A volte parlare di rigenerazione urbana è forse eccessivo, ma certamente opere artistiche possono avvicinare turisti a quartieri di solito non frequentati o rendere possibile, a chi lo abita, guardare con occhi diversi il proprio quartiere. È nato con questo scopo, nel dicembre 2017, MAUA, Museo di arte urbana aumentata. Senza una sede fisica e una biglietteria, MAUA è un museo diffuso, a cielo aperto, ed è il primo museo di arte urbana aumentata, nato dall’idea di proporre itinerari culturali inediti, fuori dal centro e dai più tradizionali circuiti dell’arte. Il concetto è semplice: inquadrando con il proprio smartphone un’opera di street art questa prende vita e grazie alla realtà aumentata si anima. La realizzazione è stata un po’ più complessa: sono state coinvolte centinaia di persone, dagli studenti che hanno mappato le opere sui muri della loro città nei workshop fotografici, fino ai creativi digitali e agli street artist che durante i workshop di animazione digitale hanno collaborato per creare nuovi livelli narrativi e di fruizione delle opere murarie. “Questa mappatura ha fatto emergere un valore, per quanto riguarda la creatività di artisti di periferia, in muri, vicoli ciechi, luoghi abbandonati e degradati che prima non era mai stata notato,” racconta Joris Jaccarino, uno dei soci fondatori di Bepart, la realtà no profit che ha realizzato MAUA. Oggi a Milano il museo diffuso comprende 50 opere murarie, rintracciabili in 5 zone (Giambellino-Lorenteggio, Adriano-Padova-Rizzoli, Corvetto-Chiaravalle-Porto di Mare, Niguarda-Bovisa e Qt8-Gallaratese).
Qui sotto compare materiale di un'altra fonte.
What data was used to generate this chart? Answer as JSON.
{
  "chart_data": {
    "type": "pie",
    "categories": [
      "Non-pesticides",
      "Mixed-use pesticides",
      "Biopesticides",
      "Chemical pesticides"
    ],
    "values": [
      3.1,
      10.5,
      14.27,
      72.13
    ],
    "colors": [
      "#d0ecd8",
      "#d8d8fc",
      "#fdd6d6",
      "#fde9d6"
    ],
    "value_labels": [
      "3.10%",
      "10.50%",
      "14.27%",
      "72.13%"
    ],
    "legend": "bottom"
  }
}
Ciascun murales prende vita davanti agli occhi del visitatore: basta inquadrarlo con l’app Bepart, scaricabile gratuitamente su smartphone e tablet dai play store per android e iOS, per vedere che ogni opera ne genera una nuova e si trasforma in un lavoro di digital art (l’app Bepart funziona anche sulle foto delle opere, scaricatela e provatela sulle immagini che trovate sotto). “Le persone possono girare per il proprio quartiere e guardarlo in modo diverso, accorgersi che ci sono cose belle e valide anche nel luogo in cui vivono – spiega Jaccarino – questo poi si rispecchia anche nei turisti, che trovano qualcosa di bello e interessante anche fuori dal centro.”